Vânia Francisca Dietrich, 56 anos, é natural de Canela. Casada com Paulo Roberto Dietrich, com quem tem três filhos: Paulo Roberto Dietrich Junior, 30 anos, Débora, 28 e Andrei, 22. É pós-graduada em Administração e Supervisão Escolar e atua como diretora da escola Felipe Marx (Polivalente), de Taquara, há oito anos.
O que representa para você ser diretora de um educandário?
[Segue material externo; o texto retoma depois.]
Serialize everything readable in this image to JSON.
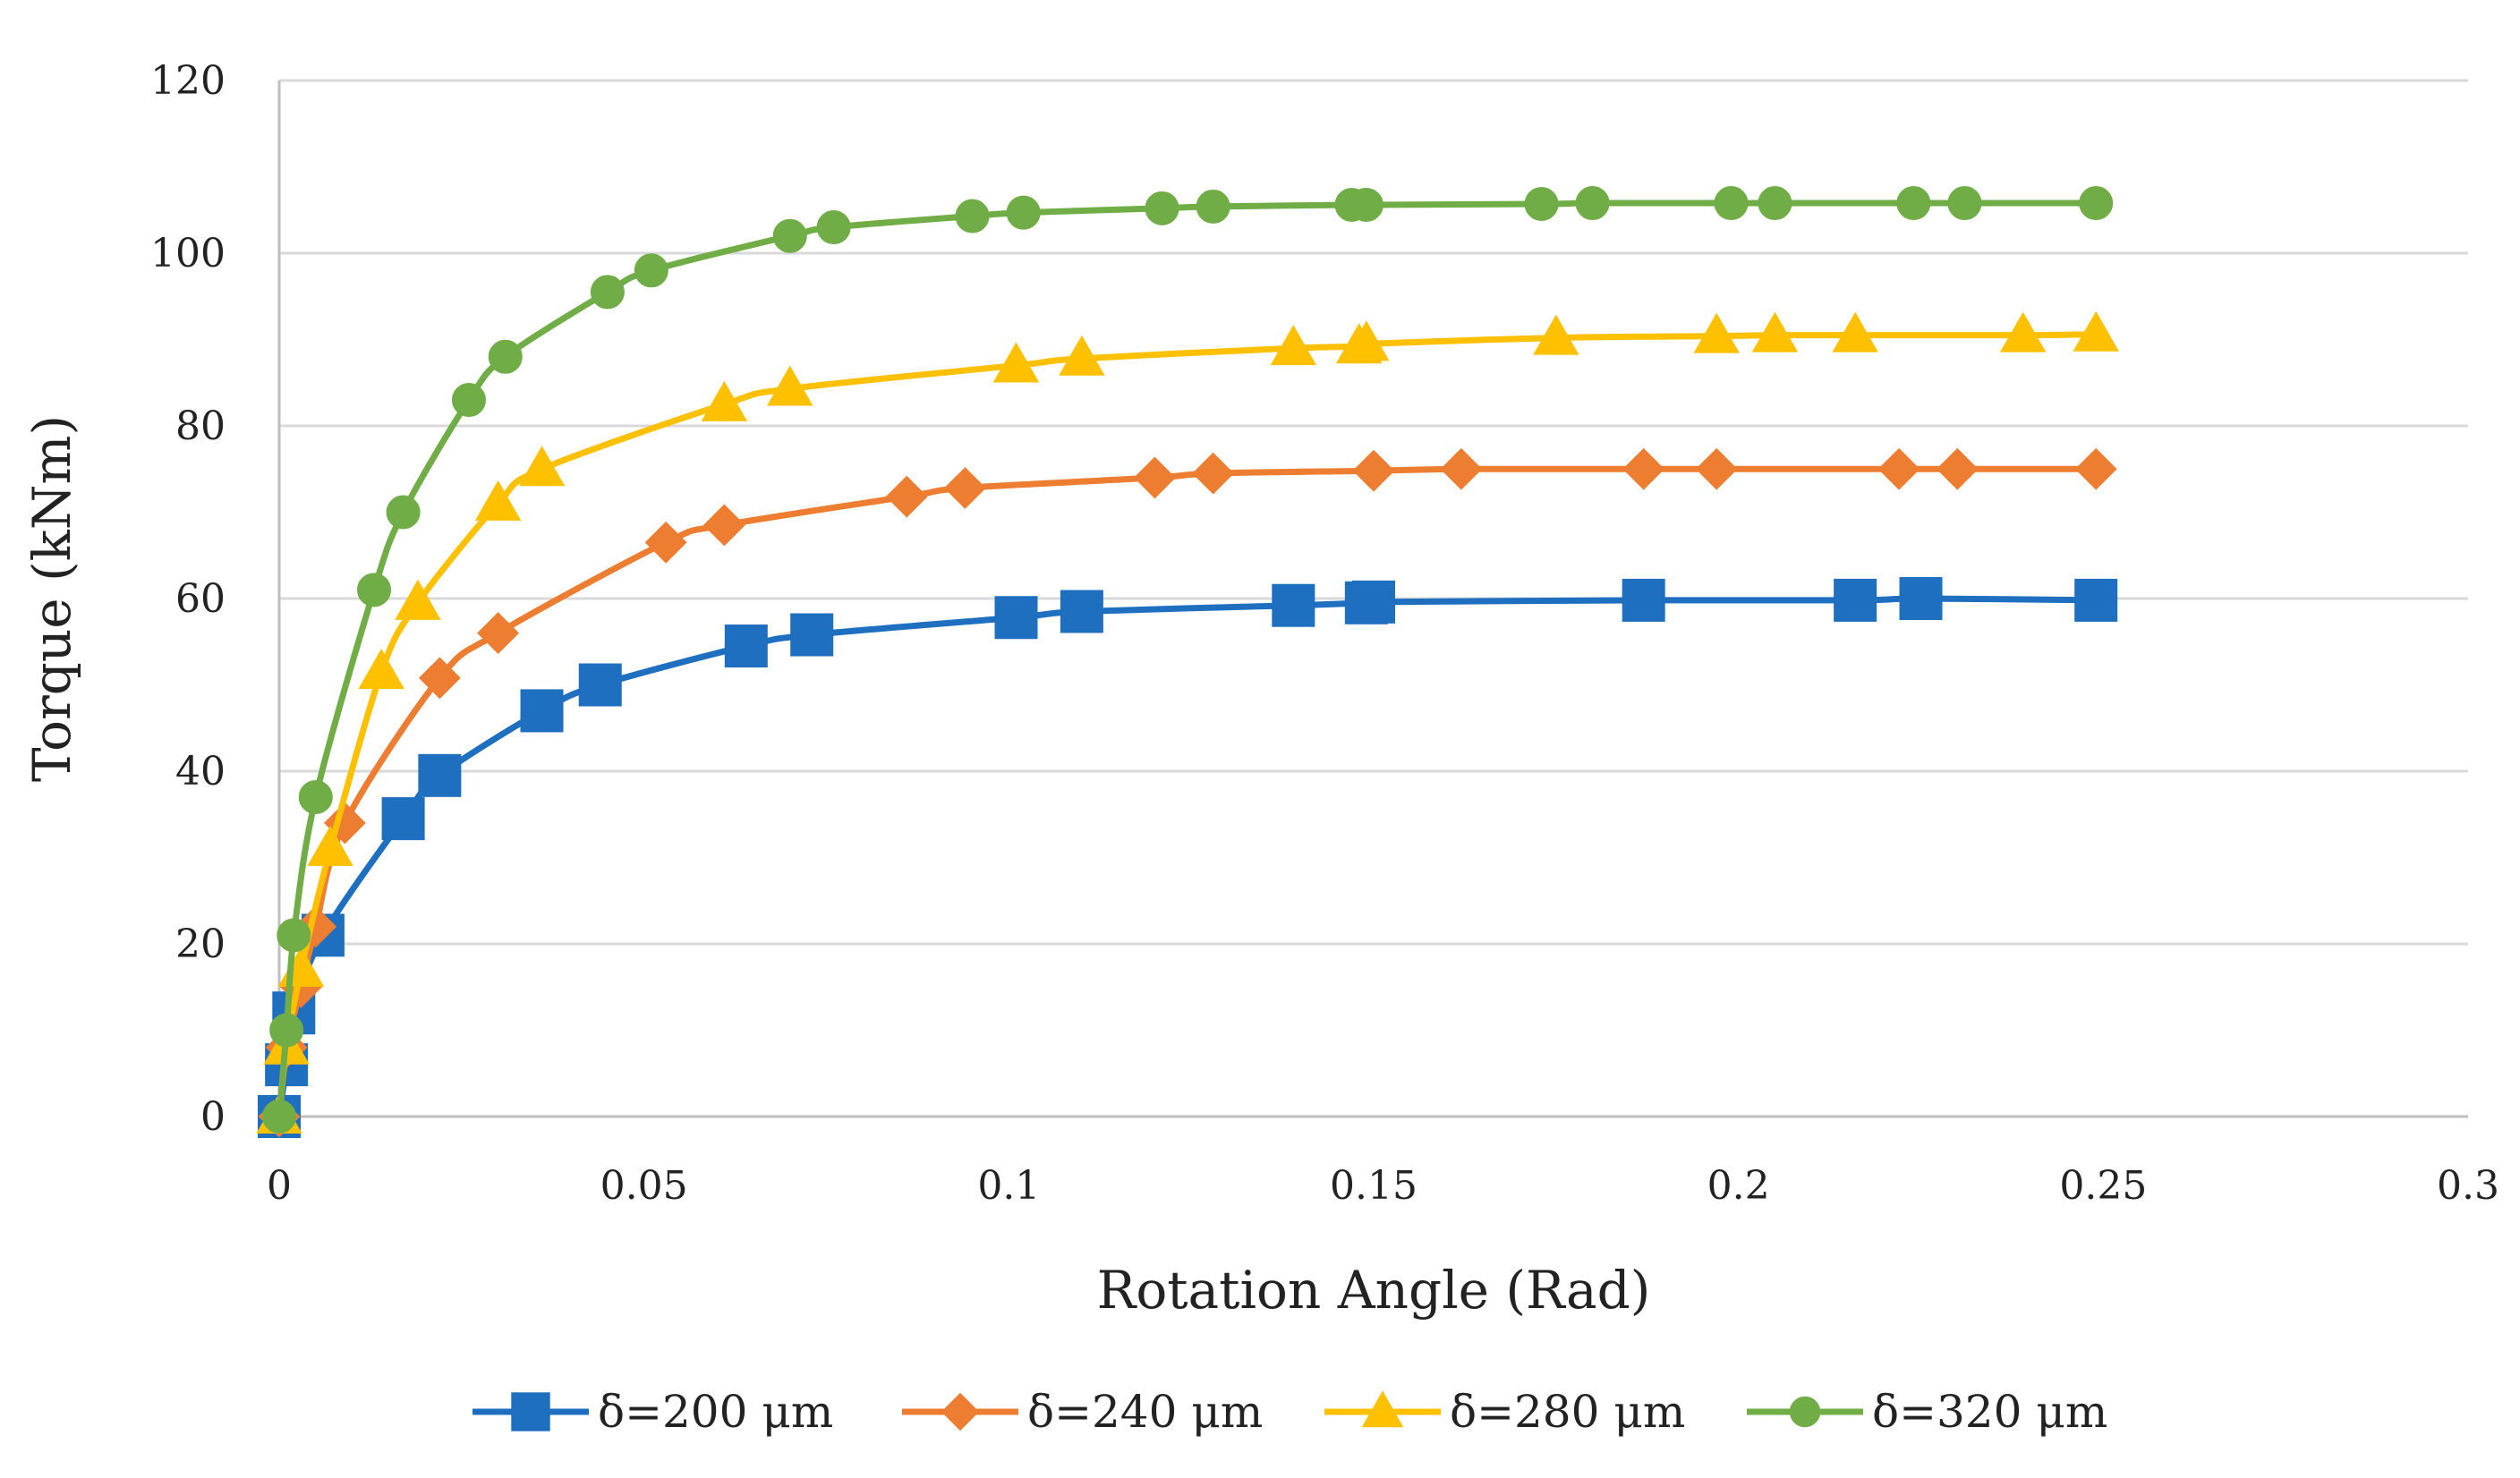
{
  "chart_data": {
    "type": "line",
    "title": "",
    "xlabel": "Rotation Angle (Rad)",
    "ylabel": "Torque (kNm)",
    "xlim": [
      0,
      0.3
    ],
    "ylim": [
      0,
      120
    ],
    "x_ticks": [
      0,
      0.05,
      0.1,
      0.15,
      0.2,
      0.25,
      0.3
    ],
    "x_tick_labels": [
      "0",
      "0.05",
      "0.1",
      "0.15",
      "0.2",
      "0.25",
      "0.3"
    ],
    "y_ticks": [
      0,
      20,
      40,
      60,
      80,
      100,
      120
    ],
    "y_tick_labels": [
      "0",
      "20",
      "40",
      "60",
      "80",
      "100",
      "120"
    ],
    "grid": true,
    "legend_position": "bottom",
    "series": [
      {
        "name": "δ=200 μm",
        "color": "#1f6fc0",
        "marker": "square",
        "points": [
          [
            0,
            0
          ],
          [
            0.001,
            6
          ],
          [
            0.002,
            12
          ],
          [
            0.006,
            21
          ],
          [
            0.017,
            34.5
          ],
          [
            0.022,
            39.5
          ],
          [
            0.036,
            47
          ],
          [
            0.044,
            50
          ],
          [
            0.064,
            54.5
          ],
          [
            0.073,
            55.8
          ],
          [
            0.101,
            57.8
          ],
          [
            0.11,
            58.5
          ],
          [
            0.139,
            59.2
          ],
          [
            0.149,
            59.5
          ],
          [
            0.15,
            59.6
          ],
          [
            0.187,
            59.8
          ],
          [
            0.216,
            59.8
          ],
          [
            0.225,
            60.0
          ],
          [
            0.249,
            59.8
          ]
        ]
      },
      {
        "name": "δ=240 μm",
        "color": "#ed7d31",
        "marker": "diamond",
        "points": [
          [
            0,
            0
          ],
          [
            0.001,
            8
          ],
          [
            0.003,
            15
          ],
          [
            0.005,
            22
          ],
          [
            0.009,
            34
          ],
          [
            0.022,
            50.8
          ],
          [
            0.03,
            56
          ],
          [
            0.053,
            66.5
          ],
          [
            0.061,
            68.5
          ],
          [
            0.086,
            71.8
          ],
          [
            0.094,
            72.8
          ],
          [
            0.12,
            74
          ],
          [
            0.128,
            74.5
          ],
          [
            0.15,
            74.8
          ],
          [
            0.162,
            75
          ],
          [
            0.187,
            75
          ],
          [
            0.197,
            75
          ],
          [
            0.222,
            75
          ],
          [
            0.23,
            75
          ],
          [
            0.249,
            75
          ]
        ]
      },
      {
        "name": "δ=280 μm",
        "color": "#ffc000",
        "marker": "triangle",
        "points": [
          [
            0,
            0
          ],
          [
            0.001,
            8
          ],
          [
            0.003,
            17
          ],
          [
            0.007,
            31
          ],
          [
            0.014,
            51.5
          ],
          [
            0.019,
            59.5
          ],
          [
            0.03,
            71
          ],
          [
            0.036,
            75
          ],
          [
            0.061,
            82.5
          ],
          [
            0.07,
            84.3
          ],
          [
            0.101,
            87
          ],
          [
            0.11,
            87.8
          ],
          [
            0.139,
            89
          ],
          [
            0.148,
            89.2
          ],
          [
            0.149,
            89.5
          ],
          [
            0.175,
            90.2
          ],
          [
            0.197,
            90.4
          ],
          [
            0.205,
            90.5
          ],
          [
            0.216,
            90.5
          ],
          [
            0.239,
            90.5
          ],
          [
            0.249,
            90.6
          ]
        ]
      },
      {
        "name": "δ=320 μm",
        "color": "#70ad47",
        "marker": "circle",
        "points": [
          [
            0,
            0
          ],
          [
            0.001,
            10
          ],
          [
            0.002,
            21
          ],
          [
            0.005,
            37
          ],
          [
            0.013,
            61
          ],
          [
            0.017,
            70
          ],
          [
            0.026,
            83
          ],
          [
            0.031,
            88
          ],
          [
            0.045,
            95.5
          ],
          [
            0.051,
            98
          ],
          [
            0.07,
            102
          ],
          [
            0.076,
            103
          ],
          [
            0.095,
            104.3
          ],
          [
            0.102,
            104.7
          ],
          [
            0.121,
            105.2
          ],
          [
            0.128,
            105.4
          ],
          [
            0.147,
            105.6
          ],
          [
            0.149,
            105.6
          ],
          [
            0.173,
            105.7
          ],
          [
            0.18,
            105.8
          ],
          [
            0.199,
            105.8
          ],
          [
            0.205,
            105.8
          ],
          [
            0.224,
            105.8
          ],
          [
            0.231,
            105.8
          ],
          [
            0.249,
            105.8
          ]
        ]
      }
    ]
  }
}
Muita responsabilidade, no sentido mais amplo dessa palavra, e muitas noites sem dormir. Os pais entregam para a administração da escola a responsabilidade pelos filhos. São 1.200 estudantes, cada um com uma carga bastante grande de problemas, com os quais o colégio sempre se envolve, pois nossa função não termina quando os alunos vão para casa.
O que mais te preocupa na educação?
É a falta de perspectiva dos alunos. Eles só vêm estudar para ter o comprovante de que concluíram o ensino médio. São pouquíssimos os que realmente querem aprender. E, também, com os poucos recursos que o governo nos repassa, conseguir colocar a escola em um mesmo patamar que as municipais e particulares, com tecnologia e segurança.
Você é conhecida como Professora Chiquinha. Como surgiu o apelido?
Foi um aluno que começou a me chamar assim, quando descobriu que meu segundo nome é Francisca. Tenho esse nome em homenagem à minha avó materna, que também era professora e igualmente conhecida por esse apelido. Existe até uma escola, no interior de Caxias do Sul, que se chama Professora Chiquinha, também em homenagem à minha avó. Ter esse apelido é algo que me orgulha muito, porque, antes de ser professora e diretora, sempre procurei ser amiga e acredito que o apelido aproxima mais as pessoas. Além disso, muitos fazem confusão, pois não sabem que a Vânia é a Chiquinha.
Quais são suas impressões de Taquara?
Gosto muito de Taquara. Vim para cá quando tinha sete anos. O que me preocupa muito é a falta de indústrias e da possibilidade de emprego na cidade. A cada ano vemos duzentos alunos se formando sem terem perspectivas de trabalho.
O que mais te preocupou na criação dos filhos?
Sempre me preocupei em ensiná-los a caminhar sozinhos e, mesmo que já tenham 30 anos, a preocupação de mãe é constante.
Como você se autodefine?
Sou uma pessoa ansiosa e não deixo nada para depois. Sou também muito simples, extremamente disponível, normalmente bastante calma, mas tenho muitos defeitos e brigo muito com a minha balança.
Como conheceu o Paulo e o que mais admira nele?
Éramos colegas de aula no Cimol. Começamos a namorar quando nos formamos no ensino médio. Depois de sete anos, nós nos casamos. Admiro a paciência e a calma dele.
Quais são seus planos para o futuro?
Ter muitos netos. Por enquanto, tenho duas sobrinhas, a Érica e a Cecília, que, para mim, já têm um “cheirinho” de neta. Mas ser avó de verdade é o meu sonho. Talvez aí eu pense em me aposentar, mas, enquanto isso não acontece, pretendo permanecer na escola, pois tenho muitas coisas para buscar e melhorar sempre.
Estilo Musical: romântico. Roberto Carlos, Elis Regina, Marina…
Uma habilidade: tenho uma capacidade muito grande de memorizar números de telefone e senhas.
Um lugar: Meu sonho era conhecer o Rio de Janeiro. Depois que fui, continuei querendo voltar lá, para conhecer também a Rocinha.